Notes on Everything I Ever Learnt About JVM Performance Tuning at Twitter
Watching Attila Szegedi, Everything I Ever Learned About JVM Performance Tuning at Twitter
Attila Szegedi, Everything I Ever Learned About JVM Performance Tuning at Twitter
Plumbr.io, Minor GC vs Major GC vs Full GC - https://plumbr.io/blog/garbage-collection/minor-gc-vs-major-gc-vs-full-gc
(I was inspired to learn more about Java memory when my colleague was able to solve a memory leak issue with one of our apps. Embarrassingly, I had no idea how to resolve the issue, which was as simple as taking a heap dump, increasing swap to be able to read the heap dump, then profiling the heap dump in IntelliJ)
Latency
The biggest problem of any web service is latency
The biggest killer of latency is garbage collection
Memory tuning:
Memory footprint tuning
Allocation rate tuning
Garbage collection tuning
The fastest GC is the GC that didn't happen 😆
If you have an out of memory error (Memory footprint tuning):
Too much data
Data representation is fat
Memory leak
Too much data:
Run with -verbosegc
Observe numbers in "Full GC" messages (Question: Is it a good idea to turn this on in Prod?)
[Full GC after($total), $time secs]
Give JVM more memory?
Do we need all the data?
LRU (Least Recently Used) cache
Add items to cache with timestamp
On hit, update timestamp
On miss, add to cache replacing item with oldest timestamp
Soft references (Question: What are soft references?)
If data is cheap to reload/recompute, use LRU cache
Fat data
Generally not a problem
Unless you have a weird use case like loading the whole Twitter social graph into a single JVM (very large scale)
Compressed object pointers
Don't understand how they work, but basically its a trick with padding which allows a 32-bit pointer to address 32GB of memory instead of 4GB
32GB heap size, have to use uncompressed pointers, "uncanny valley" of performance between 32GB and 42-48GB
Tradeoffs
Latency (responsiveness) and throughput tradeoff:
Top is optimising for throughput (more densely packed), bottom is optimising for latency (no massive spike in latency)
Top is preferable for "bulk" applications
Bottom is preferable for web applications
Garbage Collection kills latency/throughput
Heap is divided into Eden, Survivor, Old spaces
Eden and Survivor Spaces:
All new allocation happens in Eden space
Cheap, only costs a pointer increment (since new objects are allocated memory in Eden space sequentially)
When Eden space is full, Stop the World GC (minor), tends to be fast since Eden space is smaller, most objects are considered garbage and not copied (deleting i.e. not copying is free)

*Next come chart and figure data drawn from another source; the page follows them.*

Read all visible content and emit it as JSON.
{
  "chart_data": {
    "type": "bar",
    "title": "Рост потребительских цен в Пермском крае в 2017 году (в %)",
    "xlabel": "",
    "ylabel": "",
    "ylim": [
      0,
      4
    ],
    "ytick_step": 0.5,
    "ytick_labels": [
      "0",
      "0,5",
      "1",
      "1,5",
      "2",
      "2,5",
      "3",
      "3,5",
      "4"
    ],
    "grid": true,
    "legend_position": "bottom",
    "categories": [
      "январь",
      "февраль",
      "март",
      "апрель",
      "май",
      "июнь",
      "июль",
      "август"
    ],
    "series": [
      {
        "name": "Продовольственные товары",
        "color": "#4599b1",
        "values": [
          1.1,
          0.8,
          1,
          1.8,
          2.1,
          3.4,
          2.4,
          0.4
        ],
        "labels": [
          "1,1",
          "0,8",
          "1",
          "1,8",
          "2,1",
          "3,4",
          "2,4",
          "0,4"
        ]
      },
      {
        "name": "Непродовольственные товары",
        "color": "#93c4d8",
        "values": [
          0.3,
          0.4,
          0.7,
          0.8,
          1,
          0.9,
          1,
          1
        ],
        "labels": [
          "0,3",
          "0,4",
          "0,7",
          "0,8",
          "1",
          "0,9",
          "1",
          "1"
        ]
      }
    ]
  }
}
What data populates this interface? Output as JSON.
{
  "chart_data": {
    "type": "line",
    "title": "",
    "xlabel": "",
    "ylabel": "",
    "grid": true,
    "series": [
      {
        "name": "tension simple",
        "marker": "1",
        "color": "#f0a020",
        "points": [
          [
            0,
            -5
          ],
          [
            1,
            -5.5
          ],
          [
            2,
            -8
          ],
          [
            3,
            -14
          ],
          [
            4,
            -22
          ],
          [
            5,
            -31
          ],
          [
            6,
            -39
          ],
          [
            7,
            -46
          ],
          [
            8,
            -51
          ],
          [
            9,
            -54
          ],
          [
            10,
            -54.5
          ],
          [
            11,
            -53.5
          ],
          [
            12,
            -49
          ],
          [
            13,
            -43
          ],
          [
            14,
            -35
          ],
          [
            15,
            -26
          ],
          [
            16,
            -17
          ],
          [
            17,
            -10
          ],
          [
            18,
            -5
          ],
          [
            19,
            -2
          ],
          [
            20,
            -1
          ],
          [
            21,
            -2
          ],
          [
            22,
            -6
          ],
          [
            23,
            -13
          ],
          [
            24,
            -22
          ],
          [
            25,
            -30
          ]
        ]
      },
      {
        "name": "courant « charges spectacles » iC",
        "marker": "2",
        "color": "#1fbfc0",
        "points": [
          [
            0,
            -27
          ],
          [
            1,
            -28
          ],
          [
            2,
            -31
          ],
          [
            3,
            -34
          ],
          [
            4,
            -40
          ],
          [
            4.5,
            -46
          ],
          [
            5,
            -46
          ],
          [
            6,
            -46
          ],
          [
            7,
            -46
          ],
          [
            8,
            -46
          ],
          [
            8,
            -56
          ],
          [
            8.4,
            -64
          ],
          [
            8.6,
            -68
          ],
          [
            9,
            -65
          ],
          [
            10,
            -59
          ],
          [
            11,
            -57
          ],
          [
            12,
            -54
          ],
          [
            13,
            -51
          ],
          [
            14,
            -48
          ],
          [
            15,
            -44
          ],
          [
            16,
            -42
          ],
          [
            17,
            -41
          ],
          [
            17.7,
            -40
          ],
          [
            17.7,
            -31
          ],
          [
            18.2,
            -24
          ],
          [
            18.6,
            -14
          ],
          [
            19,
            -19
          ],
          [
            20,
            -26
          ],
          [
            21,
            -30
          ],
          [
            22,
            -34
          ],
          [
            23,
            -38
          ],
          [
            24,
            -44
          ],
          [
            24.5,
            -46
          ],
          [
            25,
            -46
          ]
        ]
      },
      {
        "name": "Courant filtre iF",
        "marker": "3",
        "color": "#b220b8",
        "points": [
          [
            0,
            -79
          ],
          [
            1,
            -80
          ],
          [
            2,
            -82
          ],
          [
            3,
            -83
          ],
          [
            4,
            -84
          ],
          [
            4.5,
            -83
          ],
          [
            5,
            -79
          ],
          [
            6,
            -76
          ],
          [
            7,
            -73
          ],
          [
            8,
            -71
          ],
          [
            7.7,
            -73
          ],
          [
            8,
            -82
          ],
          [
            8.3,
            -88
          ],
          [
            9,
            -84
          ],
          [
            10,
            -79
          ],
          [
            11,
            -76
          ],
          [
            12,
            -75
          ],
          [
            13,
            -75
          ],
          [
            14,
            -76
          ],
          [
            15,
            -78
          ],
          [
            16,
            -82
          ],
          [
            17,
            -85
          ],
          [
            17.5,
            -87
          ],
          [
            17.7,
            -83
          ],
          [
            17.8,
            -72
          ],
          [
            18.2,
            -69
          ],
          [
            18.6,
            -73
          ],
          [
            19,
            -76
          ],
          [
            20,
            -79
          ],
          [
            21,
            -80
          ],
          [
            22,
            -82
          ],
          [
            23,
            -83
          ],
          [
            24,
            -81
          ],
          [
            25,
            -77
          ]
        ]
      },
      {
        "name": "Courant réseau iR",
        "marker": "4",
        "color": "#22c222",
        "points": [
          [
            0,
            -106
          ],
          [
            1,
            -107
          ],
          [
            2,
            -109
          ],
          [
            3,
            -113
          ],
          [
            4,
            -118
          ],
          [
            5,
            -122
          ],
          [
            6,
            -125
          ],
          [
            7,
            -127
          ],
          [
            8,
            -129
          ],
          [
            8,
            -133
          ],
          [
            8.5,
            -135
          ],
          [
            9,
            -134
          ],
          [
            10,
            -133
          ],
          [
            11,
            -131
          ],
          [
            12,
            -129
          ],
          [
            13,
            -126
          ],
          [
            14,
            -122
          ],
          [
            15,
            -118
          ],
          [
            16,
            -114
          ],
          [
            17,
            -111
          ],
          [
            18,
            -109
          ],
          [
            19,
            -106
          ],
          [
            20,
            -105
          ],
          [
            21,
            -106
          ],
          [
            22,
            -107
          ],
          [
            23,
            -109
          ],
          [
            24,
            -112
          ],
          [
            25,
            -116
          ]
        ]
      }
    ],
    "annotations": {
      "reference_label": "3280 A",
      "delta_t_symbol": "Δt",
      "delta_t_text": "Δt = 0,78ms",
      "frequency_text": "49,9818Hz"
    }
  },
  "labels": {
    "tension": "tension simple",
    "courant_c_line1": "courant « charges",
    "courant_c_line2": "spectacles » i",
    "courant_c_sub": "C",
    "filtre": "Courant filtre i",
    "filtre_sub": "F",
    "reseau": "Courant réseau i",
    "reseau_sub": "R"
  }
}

Mark and Copy in Eden and Survivor spaces (no fragmentation), instead of Mark, Sweep, and Compact
Objects in Survivor spaces are moved back and forth between S1 and S2 until they reach a certain "age" and are tenured into Old Generation
Pointer in each space is reset with each GC
Old Generation garbage collection algorithms can be selected with parameters, favouring throughput or latency
GC Tuning
(I'm basically copying and pasting the points, I don't understand what's going on here 🙃)
Always start with young generation (Question: Why?)
Watch the tenuring threshold, might need to tenure long lived objects faster
If 100%, too many long-lived objects in first Survivor space + new stuff from Eden space to fit in second Survivor space, forcibly tenured
Watch tenuring distribution
Age should be declining sharply, otherwise memory load is increasing, either app is starting up or memory leak
Try using Concurrent Mark and Sweep (Question: What is Concurrent Mark and Sweep?)
Didn't get any "Full GC" messages? You're done!